XRP is under heavy selling pressure after dropping nearly 6% in a sharp daily move, falling below key support levels and currently trading around $2.20. This decline brings the crucial $2.00 psychological level into focus, a zone that could determine the next direction for XRP. Repeated rejection from resistance between $2.37 and $2.42 has intensified the bearish sentiment.
More concerning is XRP's fall below the 100-day Exponential Moving Average (EMA), a commonly watched technical indicator. This breakdown signals potential for a prolonged downtrend, especially as selling pressure builds across the broader crypto market. XRP has been forming lower highs since its December peak and remains locked within a descending channel, reflecting persistent bearish control.
Trading volume has notably increased on red candles, suggesting heightened activity from sellers as buying interest fades. If XRP fails to hold above $2.00, the next major support lies near $1.93, which aligns with the 200-day EMA. A breakdown below this zone could open the door to $1.75, a key level from late 2024’s consolidation.
The Relative Strength Index (RSI) currently sits at 42, pointing to growing bearish momentum but also hinting at potential volatility.
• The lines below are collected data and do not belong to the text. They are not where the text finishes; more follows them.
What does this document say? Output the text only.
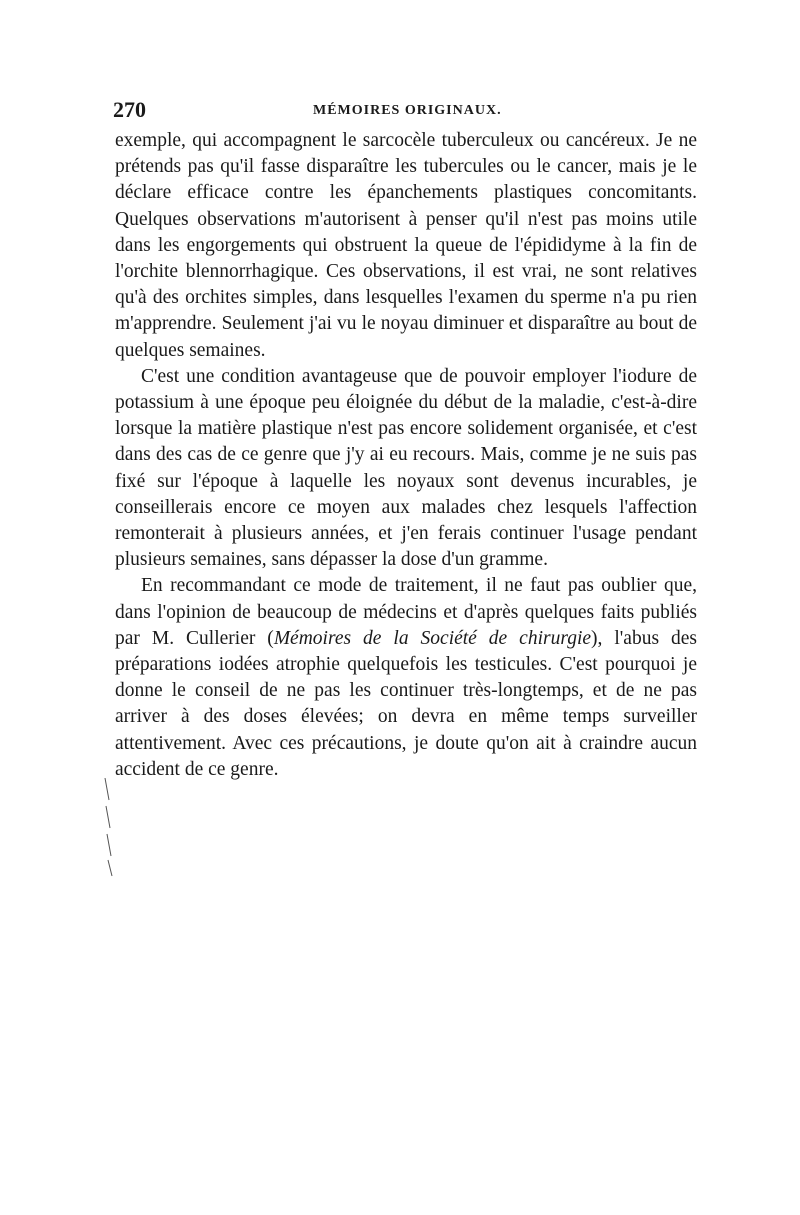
270	MÉMOIRES ORIGINAUX.

exemple, qui accompagnent le sarcocèle tuberculeux ou cancéreux. Je ne prétends pas qu'il fasse disparaître les tubercules ou le cancer, mais je le déclare efficace contre les épanchements plastiques concomitants. Quelques observations m'autorisent à penser qu'il n'est pas moins utile dans les engorgements qui obstruent la queue de l'épididyme à la fin de l'orchite blennorrhagique. Ces observations, il est vrai, ne sont relatives qu'à des orchites simples, dans lesquelles l'examen du sperme n'a pu rien m'apprendre. Seulement j'ai vu le noyau diminuer et disparaître au bout de quelques semaines.

C'est une condition avantageuse que de pouvoir employer l'iodure de potassium à une époque peu éloignée du début de la maladie, c'est-à-dire lorsque la matière plastique n'est pas encore solidement organisée, et c'est dans des cas de ce genre que j'y ai eu recours. Mais, comme je ne suis pas fixé sur l'époque à laquelle les noyaux sont devenus incurables, je conseillerais encore ce moyen aux malades chez lesquels l'affection remonterait à plusieurs années, et j'en ferais continuer l'usage pendant plusieurs semaines, sans dépasser la dose d'un gramme.

En recommandant ce mode de traitement, il ne faut pas oublier que, dans l'opinion de beaucoup de médecins et d'après quelques faits publiés par M. Cullerier (Mémoires de la Société de chirurgie), l'abus des préparations iodées atrophie quelquefois les testicules. C'est pourquoi je donne le conseil de ne pas les continuer très-longtemps, et de ne pas arriver à des doses élevées; on devra en même temps surveiller attentivement. Avec ces précautions, je doute qu'on ait à craindre aucun accident de ce genre.
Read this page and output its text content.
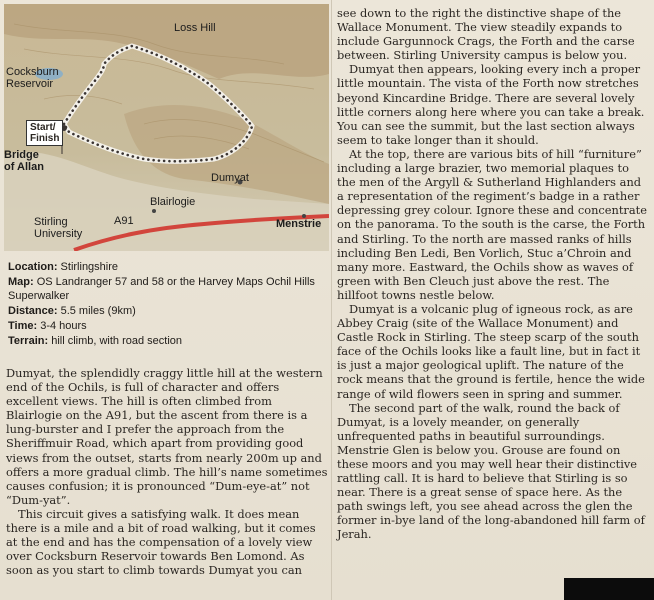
Loss Hill
Cocksburn
Reservoir
Start/
Finish
Bridge
of Allan
Dumyat
Blairlogie
A91	Menstrie
Stirling
University
Location: Stirlingshire
Map: OS Landranger 57 and 58 or the Harvey Maps Ochil Hills Superwalker
Distance: 5.5 miles (9km)
Time: 3-4 hours
Terrain: hill climb, with road section

Dumyat, the splendidly craggy little hill at the western end of the Ochils, is full of character and offers excellent views. The hill is often climbed from Blairlogie on the A91, but the ascent from there is a lung-burster and I prefer the approach from the Sheriffmuir Road, which apart from providing good views from the outset, starts from nearly 200m up and offers a more gradual climb. The hill’s name sometimes causes confusion; it is pronounced “Dum-eye-at” not “Dum-yat”.

This circuit gives a satisfying walk. It does mean there is a mile and a bit of road walking, but it comes at the end and has the compensation of a lovely view over Cocksburn Reservoir towards Ben Lomond. As soon as you start to climb towards Dumyat you can

see down to the right the distinctive shape of the Wallace Monument. The view steadily expands to include Gargunnock Crags, the Forth and the carse between. Stirling University campus is below you.

Dumyat then appears, looking every inch a proper little mountain. The vista of the Forth now stretches beyond Kincardine Bridge. There are several lovely little corners along here where you can take a break. You can see the summit, but the last section always seem to take longer than it should.

At the top, there are various bits of hill “furniture” including a large brazier, two memorial plaques to the men of the Argyll & Sutherland Highlanders and a representation of the regiment’s badge in a rather depressing grey colour. Ignore these and concentrate on the panorama. To the south is the carse, the Forth and Stirling. To the north are massed ranks of hills including Ben Ledi, Ben Vorlich, Stuc a’Chroin and many more. Eastward, the Ochils show as waves of green with Ben Cleuch just above the rest. The hillfoot towns nestle below.

Dumyat is a volcanic plug of igneous rock, as are Abbey Craig (site of the Wallace Monument) and Castle Rock in Stirling. The steep scarp of the south face of the Ochils looks like a fault line, but in fact it is just a major geological uplift. The nature of the rock means that the ground is fertile, hence the wide range of wild flowers seen in spring and summer.

The second part of the walk, round the back of Dumyat, is a lovely meander, on generally unfrequented paths in beautiful surroundings. Menstrie Glen is below you. Grouse are found on these moors and you may well hear their distinctive rattling call. It is hard to believe that Stirling is so near. There is a great sense of space here. As the path swings left, you see ahead across the glen the former in-bye land of the long-abandoned hill farm of Jerah.
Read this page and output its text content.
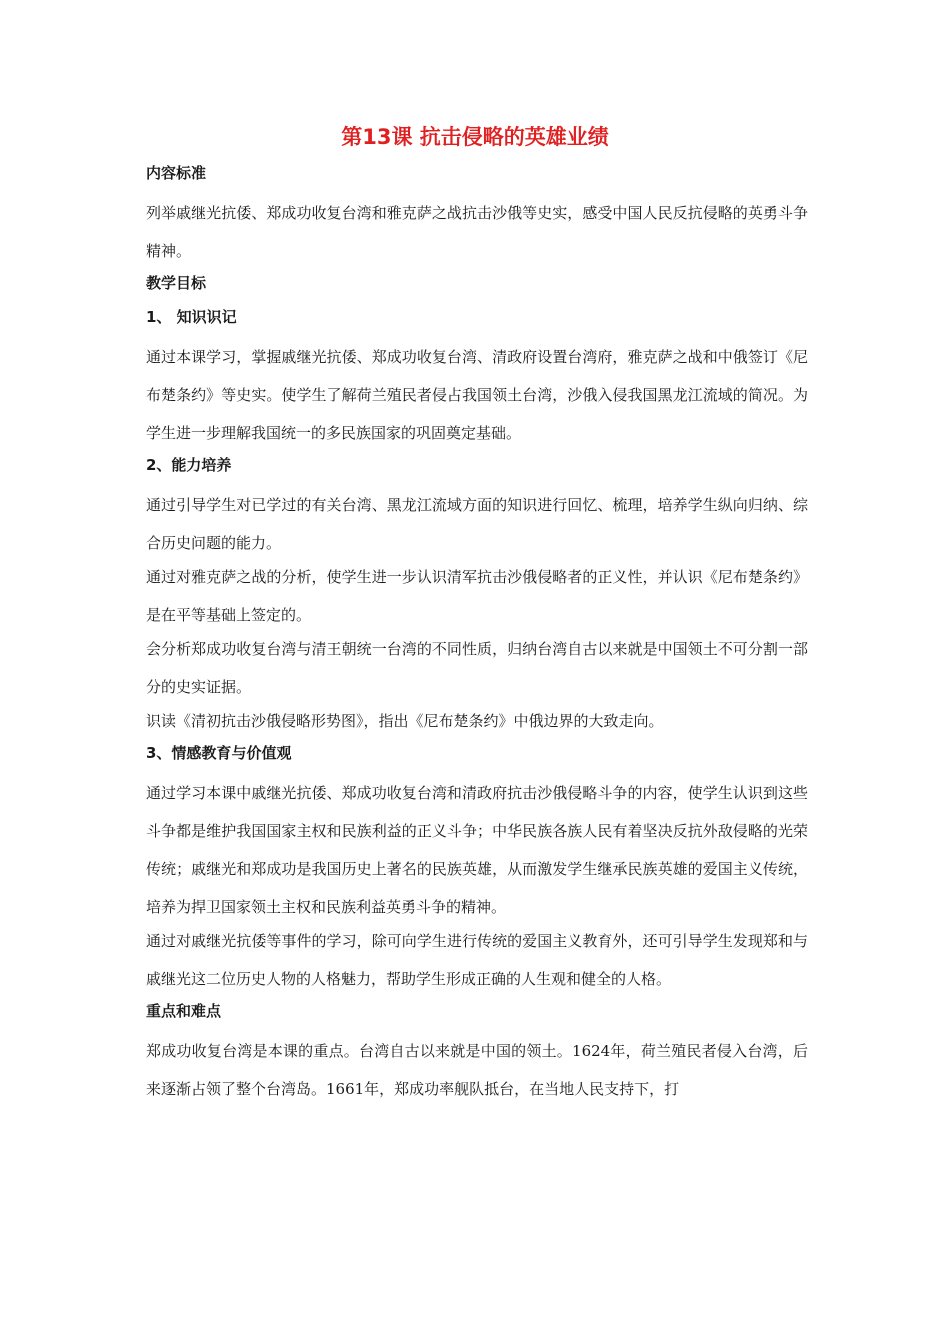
第13课 抗击侵略的英雄业绩
内容标准

列举戚继光抗倭、郑成功收复台湾和雅克萨之战抗击沙俄等史实，感受中国人民反抗侵略的英勇斗争精神。

教学目标
1、 知识识记

通过本课学习，掌握戚继光抗倭、郑成功收复台湾、清政府设置台湾府，雅克萨之战和中俄签订《尼布楚条约》等史实。使学生了解荷兰殖民者侵占我国领土台湾，沙俄入侵我国黑龙江流域的简况。为学生进一步理解我国统一的多民族国家的巩固奠定基础。

2、能力培养

通过引导学生对已学过的有关台湾、黑龙江流域方面的知识进行回忆、梳理，培养学生纵向归纳、综合历史问题的能力。

通过对雅克萨之战的分析，使学生进一步认识清军抗击沙俄侵略者的正义性，并认识《尼布楚条约》是在平等基础上签定的。

会分析郑成功收复台湾与清王朝统一台湾的不同性质，归纳台湾自古以来就是中国领土不可分割一部分的史实证据。

识读《清初抗击沙俄侵略形势图》，指出《尼布楚条约》中俄边界的大致走向。

3、情感教育与价值观

通过学习本课中戚继光抗倭、郑成功收复台湾和清政府抗击沙俄侵略斗争的内容，使学生认识到这些斗争都是维护我国国家主权和民族利益的正义斗争；中华民族各族人民有着坚决反抗外敌侵略的光荣传统；戚继光和郑成功是我国历史上著名的民族英雄，从而激发学生继承民族英雄的爱国主义传统，培养为捍卫国家领土主权和民族利益英勇斗争的精神。

通过对戚继光抗倭等事件的学习，除可向学生进行传统的爱国主义教育外，还可引导学生发现郑和与戚继光这二位历史人物的人格魅力，帮助学生形成正确的人生观和健全的人格。

重点和难点

郑成功收复台湾是本课的重点。台湾自古以来就是中国的领土。1624年，荷兰殖民者侵入台湾，后来逐渐占领了整个台湾岛。1661年，郑成功率舰队抵台，在当地人民支持下，打
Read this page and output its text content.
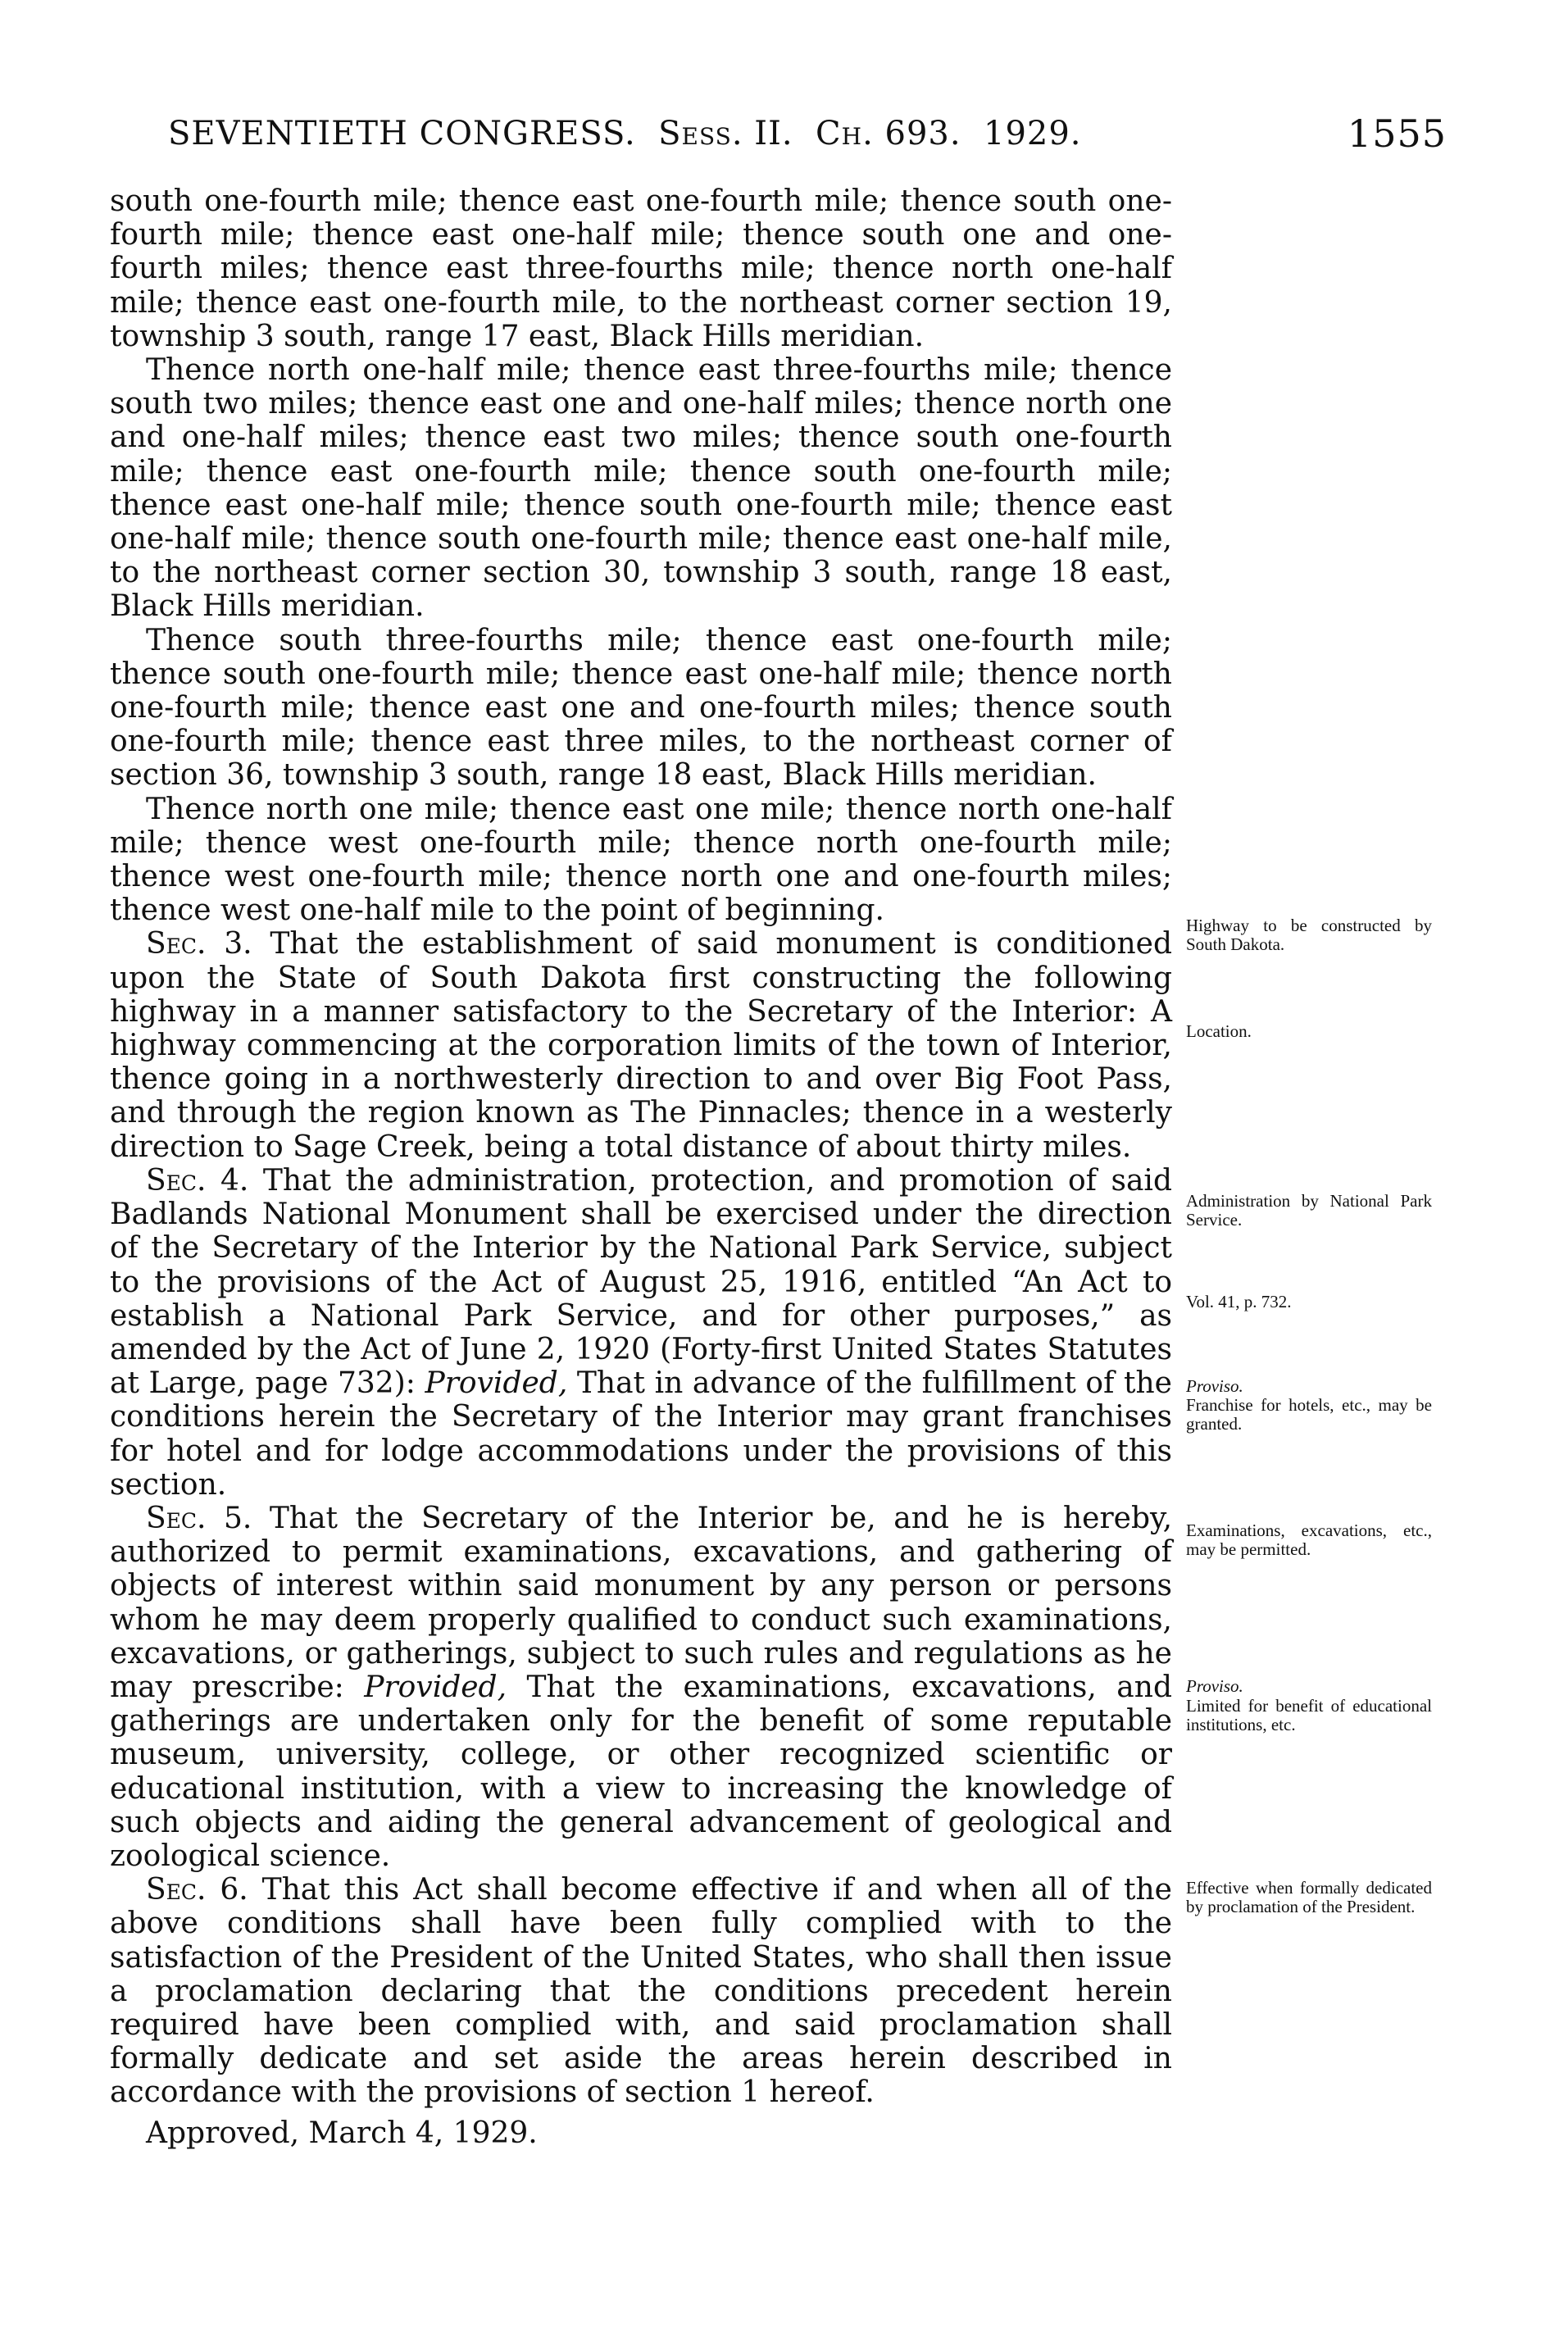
SEVENTIETH CONGRESS. Sess. II. Ch. 693. 1929.	1555

south one-fourth mile; thence east one-fourth mile; thence south one-fourth mile; thence east one-half mile; thence south one and one-fourth miles; thence east three-fourths mile; thence north one-half mile; thence east one-fourth mile, to the northeast corner section 19, township 3 south, range 17 east, Black Hills meridian.

Thence north one-half mile; thence east three-fourths mile; thence south two miles; thence east one and one-half miles; thence north one and one-half miles; thence east two miles; thence south one-fourth mile; thence east one-fourth mile; thence south one-fourth mile; thence east one-half mile; thence south one-fourth mile; thence east one-half mile; thence south one-fourth mile; thence east one-half mile, to the northeast corner section 30, township 3 south, range 18 east, Black Hills meridian.

Thence south three-fourths mile; thence east one-fourth mile; thence south one-fourth mile; thence east one-half mile; thence north one-fourth mile; thence east one and one-fourth miles; thence south one-fourth mile; thence east three miles, to the northeast corner of section 36, township 3 south, range 18 east, Black Hills meridian.

Thence north one mile; thence east one mile; thence north one-half mile; thence west one-fourth mile; thence north one-fourth mile; thence west one-fourth mile; thence north one and one-fourth miles; thence west one-half mile to the point of beginning.

Sec. 3. That the establishment of said monument is conditioned upon the State of South Dakota first constructing the following highway in a manner satisfactory to the Secretary of the Interior: A highway commencing at the corporation limits of the town of Interior, thence going in a northwesterly direction to and over Big Foot Pass, and through the region known as The Pinnacles; thence in a westerly direction to Sage Creek, being a total distance of about thirty miles.

Sec. 4. That the administration, protection, and promotion of said Badlands National Monument shall be exercised under the direction of the Secretary of the Interior by the National Park Service, subject to the provisions of the Act of August 25, 1916, entitled “An Act to establish a National Park Service, and for other purposes,” as amended by the Act of June 2, 1920 (Forty-first United States Statutes at Large, page 732): Provided, That in advance of the fulfillment of the conditions herein the Secretary of the Interior may grant franchises for hotel and for lodge accommodations under the provisions of this section.

Sec. 5. That the Secretary of the Interior be, and he is hereby, authorized to permit examinations, excavations, and gathering of objects of interest within said monument by any person or persons whom he may deem properly qualified to conduct such examinations, excavations, or gatherings, subject to such rules and regulations as he may prescribe: Provided, That the examinations, excavations, and gatherings are undertaken only for the benefit of some reputable museum, university, college, or other recognized scientific or educational institution, with a view to increasing the knowledge of such objects and aiding the general advancement of geological and zoological science.

Sec. 6. That this Act shall become effective if and when all of the above conditions shall have been fully complied with to the satisfaction of the President of the United States, who shall then issue a proclamation declaring that the conditions precedent herein required have been complied with, and said proclamation shall formally dedicate and set aside the areas herein described in accordance with the provisions of section 1 hereof.

Approved, March 4, 1929.

Highway to be constructed by South Dakota.
Location.
Administration by National Park Service.
Vol. 41, p. 732.
Proviso.
Franchise for hotels, etc., may be granted.
Examinations, excavations, etc., may be permitted.
Proviso.
Limited for benefit of educational institutions, etc.
Effective when formally dedicated by proclamation of the President.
A short-term rebound remains possible if XRP can defend the $2.00 level. However, to shift momentum back in favor of bulls, XRP must reclaim the 100 EMA quickly.
As XRP struggles under technical and psychological pressure, traders are closely watching upcoming moves. Holding $2.00 may spark a relief rally, but failure could confirm a deeper correction. Investors should remain cautious as XRP tests these critical levels.